2. Deploy a Connector into that Remote Network. Click on the newly created Remote Network, then add a Connector to that network. You will be asked to authenticate yourself for security purposes. Next, click on Provision and get a command that you can use to deploy a Connector in that network. The Connector doesn’t need to be deployed to the same server on which Elastic is housed - it just needs to be deployed on a device on the same network.
3. Verify Connector Deployment. Once your Connector has been deployed, the icon for that Remote Network will have a green dot, meaning it’s hooked up to Twingate.
4. Add Elastic as a Resource. The next step is to add a Resource that represents the Elastic server (or servers). You can identify servers by individual IP addresses, a locally resolvable domain name, with CIDR notation or by using wildcards.
5. Create an Identity Provider MFA Access Policy. Now that we have our Elastic server added to Twingate, we now need to define who has access to that server and under what authentication conditions (e.g. forcing MFA checks for every access, or only once per week). These conditions are referred to as Access Policies. Access Policies are first set up in your identity provider and then tied back to Twingate. For example, see here for instructions on how to create Access Policies in Okta.
6. Add that Access Policy into Twingate. Once you have set up an appropriate Access Policy in your identity provider, you can add an Access Policy into Twingate in the Settings → Identity Provider → Access Policies section.
7. Create a Group and Assign Permissions. Next, go to the Group tab and add a new Group. On this screen you can give your Group a name and associate it with the Access Policy you just created. You can also add user to the Group, and assign which Resources the Group should have access to. In this case, you would add the Elastic server resource created in step 4.

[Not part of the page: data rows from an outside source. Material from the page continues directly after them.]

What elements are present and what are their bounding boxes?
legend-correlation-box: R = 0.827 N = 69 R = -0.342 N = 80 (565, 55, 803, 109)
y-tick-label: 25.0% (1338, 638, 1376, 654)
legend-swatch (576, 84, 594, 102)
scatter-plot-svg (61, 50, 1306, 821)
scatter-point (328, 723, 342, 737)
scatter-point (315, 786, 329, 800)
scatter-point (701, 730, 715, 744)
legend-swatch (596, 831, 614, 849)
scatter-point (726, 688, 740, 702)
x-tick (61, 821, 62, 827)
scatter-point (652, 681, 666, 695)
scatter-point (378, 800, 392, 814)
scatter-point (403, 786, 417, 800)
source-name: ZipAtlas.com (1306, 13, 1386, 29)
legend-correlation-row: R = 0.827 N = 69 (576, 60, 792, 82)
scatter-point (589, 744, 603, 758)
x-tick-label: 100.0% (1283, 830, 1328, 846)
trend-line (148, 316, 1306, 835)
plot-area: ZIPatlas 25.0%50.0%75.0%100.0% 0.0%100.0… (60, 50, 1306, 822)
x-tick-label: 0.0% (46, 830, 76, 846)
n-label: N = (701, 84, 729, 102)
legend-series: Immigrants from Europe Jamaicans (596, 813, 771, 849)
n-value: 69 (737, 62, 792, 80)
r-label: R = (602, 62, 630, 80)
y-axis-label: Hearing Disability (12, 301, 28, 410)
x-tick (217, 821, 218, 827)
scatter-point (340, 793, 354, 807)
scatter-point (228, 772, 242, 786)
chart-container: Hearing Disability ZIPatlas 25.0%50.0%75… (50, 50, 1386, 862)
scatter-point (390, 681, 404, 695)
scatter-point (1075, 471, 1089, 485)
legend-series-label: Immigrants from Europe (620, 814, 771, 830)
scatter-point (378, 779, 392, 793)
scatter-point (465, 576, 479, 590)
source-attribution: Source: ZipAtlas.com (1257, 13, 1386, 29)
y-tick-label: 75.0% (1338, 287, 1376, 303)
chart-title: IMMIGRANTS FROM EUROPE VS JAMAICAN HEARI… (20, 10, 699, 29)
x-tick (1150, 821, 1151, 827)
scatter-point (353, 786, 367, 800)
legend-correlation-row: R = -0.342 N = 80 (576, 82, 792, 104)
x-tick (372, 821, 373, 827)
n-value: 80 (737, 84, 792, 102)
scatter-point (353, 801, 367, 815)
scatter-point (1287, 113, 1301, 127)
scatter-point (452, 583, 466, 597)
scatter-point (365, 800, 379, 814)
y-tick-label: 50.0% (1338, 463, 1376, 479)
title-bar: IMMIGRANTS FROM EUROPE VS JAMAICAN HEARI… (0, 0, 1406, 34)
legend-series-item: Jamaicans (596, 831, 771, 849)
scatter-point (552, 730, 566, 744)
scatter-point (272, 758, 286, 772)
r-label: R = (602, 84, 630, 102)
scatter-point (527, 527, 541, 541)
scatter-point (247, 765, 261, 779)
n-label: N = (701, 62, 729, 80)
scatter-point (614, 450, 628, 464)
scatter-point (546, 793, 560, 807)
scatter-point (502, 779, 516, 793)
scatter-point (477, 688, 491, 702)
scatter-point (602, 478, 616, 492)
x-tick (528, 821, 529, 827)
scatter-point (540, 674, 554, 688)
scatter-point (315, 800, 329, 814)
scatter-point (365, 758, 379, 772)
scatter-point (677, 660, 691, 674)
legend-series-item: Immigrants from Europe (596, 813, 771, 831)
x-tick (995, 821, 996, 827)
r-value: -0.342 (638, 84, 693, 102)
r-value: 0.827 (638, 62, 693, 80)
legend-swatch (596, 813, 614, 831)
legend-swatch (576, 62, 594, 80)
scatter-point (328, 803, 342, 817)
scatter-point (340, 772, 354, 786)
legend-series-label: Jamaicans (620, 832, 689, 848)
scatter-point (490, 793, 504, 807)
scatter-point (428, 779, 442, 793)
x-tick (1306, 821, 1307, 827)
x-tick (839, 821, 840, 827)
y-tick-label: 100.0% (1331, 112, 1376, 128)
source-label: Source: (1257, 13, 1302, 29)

And you’re done! In our example, any user who is part of the Data Analytics group can install the Twingate client, sign in, and then be able to access the Elastic server at 10.0.0.29. When the user attempts to access that IP address, they will be prompted to authenticate using the Access Policy we assigned the Data Analytics group - in our case, MFA. Notice that we didn’t have to touch Elastic at all to secure access to it!